Investors may think that it will be safer to invest in initial public offerings once they resume, given the higher level of regulatory scrutiny. “If I’m a retail investor, what message am I getting? All the IPO deals now coming into the market must be good quality,” said Heather Hsu, head of A-shares research at securities firm Fortune CLSA.
But that’s the wrong impression to give investors, she said. If anything, investors should be taught to be warier of IPOs, so that they are more careful in researching new offers themselves and avoid questionable companies and brokerages. Investors need to get burned on bad IPOs in order to learn how to be more cautious, and stopping new listing may be preventing them from receiving those valuable lessons.
Ultimately, the increased regulatory checks are no replacement for a Western disclosure-based system for approving new listing. Spot checks on randomly selected companies will help prevent some bad companies from listing. But with hundreds of IPOs waiting to list, regulators will never be able to check all the claims made in the financial documents of every company.
Investors themselves are the best regulators of IPOs. Under a disclosure-based system like the one used in the US, regulators take a hands-off approach and allow any company that files certain documents to proceed with listing. Investors themselves scrutinize the deal and ensure that companies aren’t up to snuff are punished through low subscriptions to the IPO and falling share prices after the shares float.
Chinese regulators are attempting to fix the outcome of IPOs by trying to guarantee they will perform well.

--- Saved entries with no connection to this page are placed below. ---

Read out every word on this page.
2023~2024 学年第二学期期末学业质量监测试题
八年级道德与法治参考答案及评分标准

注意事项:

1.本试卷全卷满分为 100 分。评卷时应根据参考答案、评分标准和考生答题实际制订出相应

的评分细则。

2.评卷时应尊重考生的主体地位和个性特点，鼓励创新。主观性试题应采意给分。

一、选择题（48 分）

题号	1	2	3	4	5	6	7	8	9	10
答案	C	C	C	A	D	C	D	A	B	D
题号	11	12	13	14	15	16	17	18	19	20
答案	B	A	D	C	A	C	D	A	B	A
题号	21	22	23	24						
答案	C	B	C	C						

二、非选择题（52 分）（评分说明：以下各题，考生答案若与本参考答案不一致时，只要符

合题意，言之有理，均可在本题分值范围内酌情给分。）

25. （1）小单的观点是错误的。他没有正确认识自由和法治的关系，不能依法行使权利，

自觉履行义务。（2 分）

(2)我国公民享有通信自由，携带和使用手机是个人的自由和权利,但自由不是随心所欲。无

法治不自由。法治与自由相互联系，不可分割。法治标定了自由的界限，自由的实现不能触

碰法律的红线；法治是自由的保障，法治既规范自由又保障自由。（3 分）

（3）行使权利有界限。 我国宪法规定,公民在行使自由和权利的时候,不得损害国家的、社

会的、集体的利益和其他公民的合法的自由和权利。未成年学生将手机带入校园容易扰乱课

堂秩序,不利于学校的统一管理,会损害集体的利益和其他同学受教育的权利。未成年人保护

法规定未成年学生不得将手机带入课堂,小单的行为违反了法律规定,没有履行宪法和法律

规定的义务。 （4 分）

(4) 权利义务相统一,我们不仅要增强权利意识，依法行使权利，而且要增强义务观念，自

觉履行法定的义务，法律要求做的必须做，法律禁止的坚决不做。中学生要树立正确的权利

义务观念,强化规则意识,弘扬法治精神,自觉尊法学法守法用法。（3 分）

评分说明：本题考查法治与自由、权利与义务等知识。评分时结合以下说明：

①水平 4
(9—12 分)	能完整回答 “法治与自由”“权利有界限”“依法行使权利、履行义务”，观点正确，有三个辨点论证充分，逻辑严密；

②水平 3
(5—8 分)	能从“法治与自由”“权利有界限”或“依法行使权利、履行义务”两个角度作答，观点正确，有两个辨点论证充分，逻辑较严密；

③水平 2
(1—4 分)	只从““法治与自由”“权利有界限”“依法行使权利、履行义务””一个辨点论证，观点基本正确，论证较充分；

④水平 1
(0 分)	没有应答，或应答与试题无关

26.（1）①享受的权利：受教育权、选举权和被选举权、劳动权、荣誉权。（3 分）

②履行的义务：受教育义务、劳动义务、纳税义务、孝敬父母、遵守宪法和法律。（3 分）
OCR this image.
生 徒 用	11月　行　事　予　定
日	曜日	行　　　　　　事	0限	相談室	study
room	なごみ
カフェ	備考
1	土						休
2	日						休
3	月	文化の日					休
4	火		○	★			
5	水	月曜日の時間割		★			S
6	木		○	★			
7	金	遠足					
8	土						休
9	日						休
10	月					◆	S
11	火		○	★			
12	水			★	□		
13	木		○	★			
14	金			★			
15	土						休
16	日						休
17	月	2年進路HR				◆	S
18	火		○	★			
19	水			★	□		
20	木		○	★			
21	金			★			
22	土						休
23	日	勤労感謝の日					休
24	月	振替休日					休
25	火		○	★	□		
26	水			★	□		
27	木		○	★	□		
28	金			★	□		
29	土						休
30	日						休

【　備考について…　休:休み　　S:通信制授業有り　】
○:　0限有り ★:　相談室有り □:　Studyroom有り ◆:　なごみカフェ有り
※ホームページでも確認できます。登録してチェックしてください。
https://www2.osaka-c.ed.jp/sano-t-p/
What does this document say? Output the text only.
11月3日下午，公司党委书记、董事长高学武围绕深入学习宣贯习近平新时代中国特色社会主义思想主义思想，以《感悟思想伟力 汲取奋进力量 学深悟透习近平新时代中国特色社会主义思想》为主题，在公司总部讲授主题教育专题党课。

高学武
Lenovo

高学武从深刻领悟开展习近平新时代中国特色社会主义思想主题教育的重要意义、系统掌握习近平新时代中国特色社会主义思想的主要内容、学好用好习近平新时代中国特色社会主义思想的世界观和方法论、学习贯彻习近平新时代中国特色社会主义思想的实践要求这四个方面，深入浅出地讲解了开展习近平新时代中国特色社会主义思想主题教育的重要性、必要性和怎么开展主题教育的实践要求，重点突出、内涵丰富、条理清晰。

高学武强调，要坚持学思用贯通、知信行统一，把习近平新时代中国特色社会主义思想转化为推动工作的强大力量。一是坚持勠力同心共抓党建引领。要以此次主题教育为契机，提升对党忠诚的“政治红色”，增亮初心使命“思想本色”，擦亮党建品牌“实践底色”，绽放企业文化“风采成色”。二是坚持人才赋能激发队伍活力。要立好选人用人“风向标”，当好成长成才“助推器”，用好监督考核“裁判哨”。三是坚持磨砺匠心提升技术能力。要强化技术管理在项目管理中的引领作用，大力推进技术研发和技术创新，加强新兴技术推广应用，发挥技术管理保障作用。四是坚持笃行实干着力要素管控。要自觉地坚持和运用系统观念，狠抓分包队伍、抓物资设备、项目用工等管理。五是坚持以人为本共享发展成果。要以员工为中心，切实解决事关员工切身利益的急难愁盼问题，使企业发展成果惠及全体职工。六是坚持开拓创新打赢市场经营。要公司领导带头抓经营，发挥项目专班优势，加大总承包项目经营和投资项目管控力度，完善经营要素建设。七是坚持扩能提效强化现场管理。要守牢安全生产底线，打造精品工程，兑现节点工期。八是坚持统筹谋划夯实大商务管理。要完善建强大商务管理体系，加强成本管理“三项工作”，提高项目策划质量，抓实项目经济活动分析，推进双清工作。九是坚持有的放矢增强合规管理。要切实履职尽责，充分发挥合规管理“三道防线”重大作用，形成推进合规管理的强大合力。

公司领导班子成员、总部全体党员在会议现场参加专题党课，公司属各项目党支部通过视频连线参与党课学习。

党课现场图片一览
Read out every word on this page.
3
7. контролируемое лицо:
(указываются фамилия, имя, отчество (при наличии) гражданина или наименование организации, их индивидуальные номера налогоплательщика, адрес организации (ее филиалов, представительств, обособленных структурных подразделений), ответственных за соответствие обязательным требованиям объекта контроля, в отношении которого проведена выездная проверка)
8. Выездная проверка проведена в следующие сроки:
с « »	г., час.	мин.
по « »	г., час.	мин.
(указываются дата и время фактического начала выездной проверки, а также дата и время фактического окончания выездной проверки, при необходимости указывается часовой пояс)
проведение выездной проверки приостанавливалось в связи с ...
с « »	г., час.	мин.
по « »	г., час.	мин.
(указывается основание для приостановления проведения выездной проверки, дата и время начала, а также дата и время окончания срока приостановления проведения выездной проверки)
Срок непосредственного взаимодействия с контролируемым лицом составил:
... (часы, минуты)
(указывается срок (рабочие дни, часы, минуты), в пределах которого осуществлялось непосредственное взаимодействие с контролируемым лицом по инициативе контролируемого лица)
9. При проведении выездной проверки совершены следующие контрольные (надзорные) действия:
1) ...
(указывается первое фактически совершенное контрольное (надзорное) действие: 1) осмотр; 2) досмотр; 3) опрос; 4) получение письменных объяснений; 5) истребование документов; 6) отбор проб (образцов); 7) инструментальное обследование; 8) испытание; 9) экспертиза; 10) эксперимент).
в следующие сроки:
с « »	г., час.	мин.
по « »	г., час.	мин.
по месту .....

But stock exchanges must be dynamic enough to sort out the good companies from the bad on their own by allowing market forces to act.
That process could be painful in the near term by dragging down stock prices and dealing losses to investors. In the long term, however, that is the only way that investors will learn the lessons they need to ensure that the most promising companies get the most capital. The market itself, not the government, will be the best way to restore confidence in Chinese stocks.